GAMA: A Large Audio-Language Model with Advanced Audio Understanding and Complex Reasoning Abilities
- URL: http://arxiv.org/abs/2406.11768v1
- Date: Mon, 17 Jun 2024 17:31:01 GMT
- Title: GAMA: A Large Audio-Language Model with Advanced Audio Understanding and Complex Reasoning Abilities
- Authors: Sreyan Ghosh, Sonal Kumar, Ashish Seth, Chandra Kiran Reddy Evuru, Utkarsh Tyagi, S Sakshi, Oriol Nieto, Ramani Duraiswami, Dinesh Manocha,
- Abstract summary: General-purpose Large Audio-Language Model (LALM) with Advanced Audio Understanding and Complex Reasoning Abilities.
We build GAMA by integrating an LLM with multiple types of audio representations, including features from a custom Audio Q-Former.
We fine-tune GAMA on a large-scale audio-language dataset, which augments it with audio understanding capabilities.

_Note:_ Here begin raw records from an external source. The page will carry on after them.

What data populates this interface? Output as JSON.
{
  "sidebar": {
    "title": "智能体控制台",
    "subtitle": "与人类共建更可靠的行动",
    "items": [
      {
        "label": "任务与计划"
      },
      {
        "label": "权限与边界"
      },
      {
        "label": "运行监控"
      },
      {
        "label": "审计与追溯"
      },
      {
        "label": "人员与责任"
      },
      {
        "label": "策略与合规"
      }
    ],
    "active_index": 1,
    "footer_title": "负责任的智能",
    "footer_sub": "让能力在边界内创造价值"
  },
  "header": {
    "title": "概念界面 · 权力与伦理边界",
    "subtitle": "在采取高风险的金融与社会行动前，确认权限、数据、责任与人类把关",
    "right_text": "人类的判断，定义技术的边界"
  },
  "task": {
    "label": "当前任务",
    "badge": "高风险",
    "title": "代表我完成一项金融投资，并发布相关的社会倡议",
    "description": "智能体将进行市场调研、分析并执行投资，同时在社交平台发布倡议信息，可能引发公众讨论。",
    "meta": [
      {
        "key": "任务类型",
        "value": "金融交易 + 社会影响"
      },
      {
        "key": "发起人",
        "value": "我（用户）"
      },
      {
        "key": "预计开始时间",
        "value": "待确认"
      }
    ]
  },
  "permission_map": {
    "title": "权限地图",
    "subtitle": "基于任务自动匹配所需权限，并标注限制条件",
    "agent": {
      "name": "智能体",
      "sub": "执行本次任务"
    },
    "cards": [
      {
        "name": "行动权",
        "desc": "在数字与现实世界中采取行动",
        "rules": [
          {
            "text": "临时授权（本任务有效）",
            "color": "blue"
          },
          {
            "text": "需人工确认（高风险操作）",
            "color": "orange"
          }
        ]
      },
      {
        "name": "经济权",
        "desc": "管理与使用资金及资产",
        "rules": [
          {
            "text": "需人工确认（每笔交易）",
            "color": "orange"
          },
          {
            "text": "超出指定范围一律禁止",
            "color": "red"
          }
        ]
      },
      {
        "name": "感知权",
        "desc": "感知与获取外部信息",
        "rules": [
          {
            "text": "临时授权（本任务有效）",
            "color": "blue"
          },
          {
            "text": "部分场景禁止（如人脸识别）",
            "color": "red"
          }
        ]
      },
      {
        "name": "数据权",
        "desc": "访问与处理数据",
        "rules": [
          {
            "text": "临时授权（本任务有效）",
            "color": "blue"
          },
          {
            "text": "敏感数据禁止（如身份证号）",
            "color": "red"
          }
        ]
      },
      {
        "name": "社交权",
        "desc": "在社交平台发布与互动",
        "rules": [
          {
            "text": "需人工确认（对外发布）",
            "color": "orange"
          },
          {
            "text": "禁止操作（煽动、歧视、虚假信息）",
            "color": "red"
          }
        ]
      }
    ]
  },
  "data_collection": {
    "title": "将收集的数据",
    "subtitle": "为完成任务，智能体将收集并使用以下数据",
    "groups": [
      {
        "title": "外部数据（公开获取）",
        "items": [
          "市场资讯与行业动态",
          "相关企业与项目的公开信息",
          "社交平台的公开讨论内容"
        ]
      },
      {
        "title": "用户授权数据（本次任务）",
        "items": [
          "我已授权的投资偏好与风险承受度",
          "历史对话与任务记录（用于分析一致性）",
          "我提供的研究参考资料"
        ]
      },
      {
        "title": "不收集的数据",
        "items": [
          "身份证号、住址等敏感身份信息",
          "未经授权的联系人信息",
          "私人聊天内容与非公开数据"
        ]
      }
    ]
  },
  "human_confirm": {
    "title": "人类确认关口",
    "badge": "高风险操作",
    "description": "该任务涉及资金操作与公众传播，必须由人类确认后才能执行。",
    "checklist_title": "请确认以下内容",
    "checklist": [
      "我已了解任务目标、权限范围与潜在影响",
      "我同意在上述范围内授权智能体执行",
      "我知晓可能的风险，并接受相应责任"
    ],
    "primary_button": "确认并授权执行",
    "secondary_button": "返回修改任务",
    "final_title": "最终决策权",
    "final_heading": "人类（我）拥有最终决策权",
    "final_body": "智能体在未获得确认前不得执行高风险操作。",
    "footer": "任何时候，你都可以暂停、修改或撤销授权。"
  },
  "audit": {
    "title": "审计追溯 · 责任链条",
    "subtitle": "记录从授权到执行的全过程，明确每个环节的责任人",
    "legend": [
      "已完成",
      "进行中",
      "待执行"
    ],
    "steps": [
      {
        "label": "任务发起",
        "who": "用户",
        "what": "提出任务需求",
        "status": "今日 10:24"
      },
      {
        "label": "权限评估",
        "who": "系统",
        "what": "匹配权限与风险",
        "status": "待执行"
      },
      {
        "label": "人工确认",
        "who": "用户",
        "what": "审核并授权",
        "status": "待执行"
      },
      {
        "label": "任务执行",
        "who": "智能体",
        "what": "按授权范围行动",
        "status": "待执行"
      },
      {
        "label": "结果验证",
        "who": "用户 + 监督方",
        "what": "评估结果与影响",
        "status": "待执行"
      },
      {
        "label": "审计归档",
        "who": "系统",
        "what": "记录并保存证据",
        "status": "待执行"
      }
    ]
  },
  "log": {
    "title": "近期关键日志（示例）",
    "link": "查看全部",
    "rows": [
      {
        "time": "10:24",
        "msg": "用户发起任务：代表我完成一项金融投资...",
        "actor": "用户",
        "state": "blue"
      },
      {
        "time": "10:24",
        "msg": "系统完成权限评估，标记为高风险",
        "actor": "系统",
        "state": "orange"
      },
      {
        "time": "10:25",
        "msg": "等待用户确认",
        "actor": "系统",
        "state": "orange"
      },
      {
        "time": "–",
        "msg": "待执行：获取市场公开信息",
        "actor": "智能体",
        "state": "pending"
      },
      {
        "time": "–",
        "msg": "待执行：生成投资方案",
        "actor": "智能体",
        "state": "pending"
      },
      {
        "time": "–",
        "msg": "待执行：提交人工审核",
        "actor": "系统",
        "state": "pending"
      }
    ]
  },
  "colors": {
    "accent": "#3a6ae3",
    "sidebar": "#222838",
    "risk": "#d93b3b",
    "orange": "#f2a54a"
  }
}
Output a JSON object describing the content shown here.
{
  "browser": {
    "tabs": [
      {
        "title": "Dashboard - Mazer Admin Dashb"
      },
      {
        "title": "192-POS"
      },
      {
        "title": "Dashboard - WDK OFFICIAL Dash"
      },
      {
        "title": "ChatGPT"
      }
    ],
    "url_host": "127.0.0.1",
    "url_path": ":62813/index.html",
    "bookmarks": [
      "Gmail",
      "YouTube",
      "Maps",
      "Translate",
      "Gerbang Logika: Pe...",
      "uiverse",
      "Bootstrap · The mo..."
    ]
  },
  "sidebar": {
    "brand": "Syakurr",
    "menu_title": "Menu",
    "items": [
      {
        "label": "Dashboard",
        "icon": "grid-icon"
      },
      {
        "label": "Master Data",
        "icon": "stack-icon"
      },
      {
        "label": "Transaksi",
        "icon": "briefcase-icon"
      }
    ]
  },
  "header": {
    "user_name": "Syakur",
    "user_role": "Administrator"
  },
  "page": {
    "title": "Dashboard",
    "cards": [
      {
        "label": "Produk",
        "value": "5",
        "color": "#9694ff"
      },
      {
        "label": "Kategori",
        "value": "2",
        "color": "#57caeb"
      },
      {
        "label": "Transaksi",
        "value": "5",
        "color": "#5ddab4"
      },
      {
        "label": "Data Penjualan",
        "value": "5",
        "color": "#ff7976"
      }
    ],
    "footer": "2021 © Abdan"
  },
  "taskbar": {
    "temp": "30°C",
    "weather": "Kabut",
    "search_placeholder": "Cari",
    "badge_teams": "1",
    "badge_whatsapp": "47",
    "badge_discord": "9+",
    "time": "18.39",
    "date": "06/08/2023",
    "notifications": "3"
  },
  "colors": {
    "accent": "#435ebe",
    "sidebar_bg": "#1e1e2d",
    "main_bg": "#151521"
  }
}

- Score: 43.23351906406144
- License: http://creativecommons.org/licenses/by/4.0/
- Abstract: Perceiving and understanding non-speech sounds and non-verbal speech is essential to making decisions that help us interact with our surroundings. In this paper, we propose GAMA, a novel General-purpose Large Audio-Language Model (LALM) with Advanced Audio Understanding and Complex Reasoning Abilities. We build GAMA by integrating an LLM with multiple types of audio representations, including features from a custom Audio Q-Former, a multi-layer aggregator that aggregates features from multiple layers of an audio encoder. We fine-tune GAMA on a large-scale audio-language dataset, which augments it with audio understanding capabilities. Next, we propose CompA-R (Instruction-Tuning for Complex Audio Reasoning), a synthetically generated instruction-tuning (IT) dataset with instructions that require the model to perform complex reasoning on the input audio. We instruction-tune GAMA with CompA-R to endow it with complex reasoning abilities, where we further add a soft prompt as input with high-level semantic evidence by leveraging event tags of the input audio. Finally, we also propose CompA-R-test, a human-labeled evaluation dataset for evaluating the capabilities of LALMs on open-ended audio question-answering that requires complex reasoning. Through automated and expert human evaluations, we show that GAMA outperforms all other LALMs in literature on diverse audio understanding tasks by margins of 1%-84%. Further, GAMA IT-ed on CompA-R proves to be superior in its complex reasoning and instruction following capabilities.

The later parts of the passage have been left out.